Requirements — IA-2(1)
CJIS Security Policy v6.0 IA-2(1) requires multi-factor authentication at AAL2 (Authenticator Assurance Level 2) for all individuals accessing CJI. This applies to every officer and judge using EasyWarrant — with no exceptions.
Identity Provider
EasyWarrant uses a FIPS-validated identity provider for all authentication:
- Auth0 Government — FedRAMP Moderate / FIPS-validated; AAL2 capable
- Okta FedRAMP High — FedRAMP High authorized; AAL2 capable
Custom MFA implementations are explicitly prohibited. Only FIPS-validated IdPs with CJIS-compatible configurations are used.
AAL2 Requirements
Authenticator Assurance Level 2 (NIST SP 800-63B) requires:
- Proof of possession of a physical authenticator or cryptographic device
- Authentication through a secure channel (TLS 1.3)
- Approved cryptography for all authenticator operations (FIPS-validated)
- Phishing-resistant authenticators recommended (FIDO2/WebAuthn or PIV)
Accepted MFA Methods
| Method | AAL2 | Notes |
|---|---|---|
| FIDO2 / WebAuthn hardware key | ✓ | Recommended — phishing-resistant |
| PIV / CAC smart card | ✓ | Preferred for federal/state agencies |
| TOTP authenticator app | ✓ | Acceptable — not phishing-resistant |
| Push notification (Okta/Auth0) | ✓ | Acceptable with FIPS-validated IdP |
| SMS one-time code | ✗ | Not acceptable under CJIS AAL2 |
| Email one-time code | ✗ | Not acceptable under CJIS AAL2 |
Session Timeout Controls
| Control | Value | CJIS Reference |
|---|---|---|
| Inactivity timeout | 60 minutes | SC-10 — enforced server-side |
| Maximum session duration | 12 hours | CJIS policy — reauth required after |
| Session termination | Immediate on logout or timeout | All session keys destroyed |
| Concurrent sessions | Configurable per agency | Admin dashboard setting |
Server-side enforcement
Session timeouts are enforced server-side — not solely by the client.
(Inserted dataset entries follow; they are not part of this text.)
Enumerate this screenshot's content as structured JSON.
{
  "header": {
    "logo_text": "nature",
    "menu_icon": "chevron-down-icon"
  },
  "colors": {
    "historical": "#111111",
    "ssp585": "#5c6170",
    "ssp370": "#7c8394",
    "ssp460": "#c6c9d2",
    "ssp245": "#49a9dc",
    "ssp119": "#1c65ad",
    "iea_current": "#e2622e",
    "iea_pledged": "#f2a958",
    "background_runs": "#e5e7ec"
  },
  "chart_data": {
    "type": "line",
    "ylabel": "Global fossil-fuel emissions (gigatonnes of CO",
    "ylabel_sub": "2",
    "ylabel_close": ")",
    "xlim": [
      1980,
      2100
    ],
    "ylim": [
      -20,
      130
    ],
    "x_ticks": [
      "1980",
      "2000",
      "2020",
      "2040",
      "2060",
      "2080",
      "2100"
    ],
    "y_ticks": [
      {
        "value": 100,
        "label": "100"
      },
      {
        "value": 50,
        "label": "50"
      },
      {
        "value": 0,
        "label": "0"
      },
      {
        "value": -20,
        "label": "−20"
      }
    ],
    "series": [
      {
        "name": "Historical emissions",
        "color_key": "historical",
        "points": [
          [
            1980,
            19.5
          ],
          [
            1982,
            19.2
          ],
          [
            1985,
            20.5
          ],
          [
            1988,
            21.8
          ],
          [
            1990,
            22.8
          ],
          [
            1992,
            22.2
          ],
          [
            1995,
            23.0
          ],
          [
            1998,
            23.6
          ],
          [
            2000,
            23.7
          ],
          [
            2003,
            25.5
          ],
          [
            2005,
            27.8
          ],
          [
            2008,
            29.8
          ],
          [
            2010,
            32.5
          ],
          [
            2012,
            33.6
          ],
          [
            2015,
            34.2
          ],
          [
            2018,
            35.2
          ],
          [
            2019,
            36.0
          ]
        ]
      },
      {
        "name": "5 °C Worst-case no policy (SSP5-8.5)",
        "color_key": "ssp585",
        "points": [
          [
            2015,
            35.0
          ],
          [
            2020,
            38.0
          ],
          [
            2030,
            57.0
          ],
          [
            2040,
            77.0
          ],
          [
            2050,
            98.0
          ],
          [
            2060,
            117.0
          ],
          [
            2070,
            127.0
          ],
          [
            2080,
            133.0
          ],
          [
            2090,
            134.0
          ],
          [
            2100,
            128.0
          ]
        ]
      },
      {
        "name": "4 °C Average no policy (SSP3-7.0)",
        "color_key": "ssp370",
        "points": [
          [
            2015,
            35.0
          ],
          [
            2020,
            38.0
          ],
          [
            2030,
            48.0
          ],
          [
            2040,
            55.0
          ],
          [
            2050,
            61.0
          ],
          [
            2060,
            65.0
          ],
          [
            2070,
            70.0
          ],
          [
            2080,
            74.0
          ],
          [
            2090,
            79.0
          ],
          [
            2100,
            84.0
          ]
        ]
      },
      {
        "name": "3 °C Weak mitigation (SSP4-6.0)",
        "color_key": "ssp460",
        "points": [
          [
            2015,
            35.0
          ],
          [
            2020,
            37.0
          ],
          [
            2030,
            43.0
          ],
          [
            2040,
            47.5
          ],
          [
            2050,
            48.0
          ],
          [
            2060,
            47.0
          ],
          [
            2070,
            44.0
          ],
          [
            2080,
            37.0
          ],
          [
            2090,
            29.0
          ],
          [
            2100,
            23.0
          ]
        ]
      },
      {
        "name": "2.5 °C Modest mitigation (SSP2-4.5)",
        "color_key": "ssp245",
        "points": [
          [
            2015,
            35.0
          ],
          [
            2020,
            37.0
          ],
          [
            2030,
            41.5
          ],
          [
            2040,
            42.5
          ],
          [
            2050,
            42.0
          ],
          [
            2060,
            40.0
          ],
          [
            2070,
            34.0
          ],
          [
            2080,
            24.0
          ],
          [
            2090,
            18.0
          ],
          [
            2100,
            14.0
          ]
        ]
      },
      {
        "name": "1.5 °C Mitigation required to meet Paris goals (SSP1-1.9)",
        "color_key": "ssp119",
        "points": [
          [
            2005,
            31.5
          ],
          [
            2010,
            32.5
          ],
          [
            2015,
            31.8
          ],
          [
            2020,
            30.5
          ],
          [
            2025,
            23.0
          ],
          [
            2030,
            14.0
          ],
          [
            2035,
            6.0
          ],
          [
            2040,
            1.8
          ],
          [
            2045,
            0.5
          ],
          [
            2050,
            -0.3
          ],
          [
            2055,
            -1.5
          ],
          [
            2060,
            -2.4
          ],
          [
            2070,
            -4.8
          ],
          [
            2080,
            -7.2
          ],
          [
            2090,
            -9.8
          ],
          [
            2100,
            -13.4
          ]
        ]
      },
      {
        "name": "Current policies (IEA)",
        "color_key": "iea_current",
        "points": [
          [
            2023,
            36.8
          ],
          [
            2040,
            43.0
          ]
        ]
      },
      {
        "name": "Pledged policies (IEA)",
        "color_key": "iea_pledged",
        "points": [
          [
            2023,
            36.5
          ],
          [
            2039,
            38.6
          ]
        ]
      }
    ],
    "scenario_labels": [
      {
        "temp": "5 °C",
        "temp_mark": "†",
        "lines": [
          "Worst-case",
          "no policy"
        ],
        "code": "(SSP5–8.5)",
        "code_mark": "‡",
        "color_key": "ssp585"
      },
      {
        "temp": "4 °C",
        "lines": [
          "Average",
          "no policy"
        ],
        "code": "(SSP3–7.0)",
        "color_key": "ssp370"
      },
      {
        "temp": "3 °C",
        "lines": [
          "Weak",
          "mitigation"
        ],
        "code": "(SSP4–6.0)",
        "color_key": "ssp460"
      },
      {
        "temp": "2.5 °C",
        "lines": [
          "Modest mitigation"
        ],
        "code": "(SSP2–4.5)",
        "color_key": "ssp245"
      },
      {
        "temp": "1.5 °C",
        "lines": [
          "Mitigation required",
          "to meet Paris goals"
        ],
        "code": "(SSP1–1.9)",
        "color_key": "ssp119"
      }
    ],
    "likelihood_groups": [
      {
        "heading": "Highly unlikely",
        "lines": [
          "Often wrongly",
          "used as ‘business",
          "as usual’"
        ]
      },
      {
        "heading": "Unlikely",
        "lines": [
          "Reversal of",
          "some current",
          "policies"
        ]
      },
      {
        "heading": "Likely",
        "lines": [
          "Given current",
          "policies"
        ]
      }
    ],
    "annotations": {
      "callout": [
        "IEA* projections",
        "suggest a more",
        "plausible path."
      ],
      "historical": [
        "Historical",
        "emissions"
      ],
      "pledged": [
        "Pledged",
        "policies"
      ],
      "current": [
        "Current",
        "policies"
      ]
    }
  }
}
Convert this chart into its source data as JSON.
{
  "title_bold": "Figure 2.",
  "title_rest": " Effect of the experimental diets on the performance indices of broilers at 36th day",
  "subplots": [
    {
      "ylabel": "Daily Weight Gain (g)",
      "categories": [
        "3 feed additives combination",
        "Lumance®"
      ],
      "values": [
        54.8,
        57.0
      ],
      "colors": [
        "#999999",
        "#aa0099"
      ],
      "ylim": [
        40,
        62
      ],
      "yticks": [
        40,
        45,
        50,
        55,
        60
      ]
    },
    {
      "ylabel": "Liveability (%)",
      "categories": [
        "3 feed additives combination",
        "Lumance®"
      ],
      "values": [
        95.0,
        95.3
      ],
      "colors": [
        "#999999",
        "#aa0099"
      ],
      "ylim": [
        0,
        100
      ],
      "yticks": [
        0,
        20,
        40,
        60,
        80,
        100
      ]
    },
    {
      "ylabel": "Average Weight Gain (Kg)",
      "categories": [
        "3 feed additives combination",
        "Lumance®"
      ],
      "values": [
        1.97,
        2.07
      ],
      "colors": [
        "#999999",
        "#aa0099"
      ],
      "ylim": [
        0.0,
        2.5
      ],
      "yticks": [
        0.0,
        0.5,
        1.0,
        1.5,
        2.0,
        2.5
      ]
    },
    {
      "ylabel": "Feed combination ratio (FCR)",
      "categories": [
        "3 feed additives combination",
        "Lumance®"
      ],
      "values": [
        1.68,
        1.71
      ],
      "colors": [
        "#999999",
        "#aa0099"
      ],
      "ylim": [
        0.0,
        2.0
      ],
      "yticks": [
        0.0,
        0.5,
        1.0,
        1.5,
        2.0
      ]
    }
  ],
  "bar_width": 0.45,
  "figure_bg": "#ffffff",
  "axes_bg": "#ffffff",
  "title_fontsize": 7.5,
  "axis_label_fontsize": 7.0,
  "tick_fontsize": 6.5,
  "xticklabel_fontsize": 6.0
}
A client that remains open past the inactivity limit will have its server session invalidated regardless of client state.
Background Check Requirement
All users of EasyWarrant — officers, judges, and agency administrators — must have completed a fingerprint-based background check before receiving system access. This is a CJIS requirement that agencies are responsible for verifying and certifying before provisioning user accounts.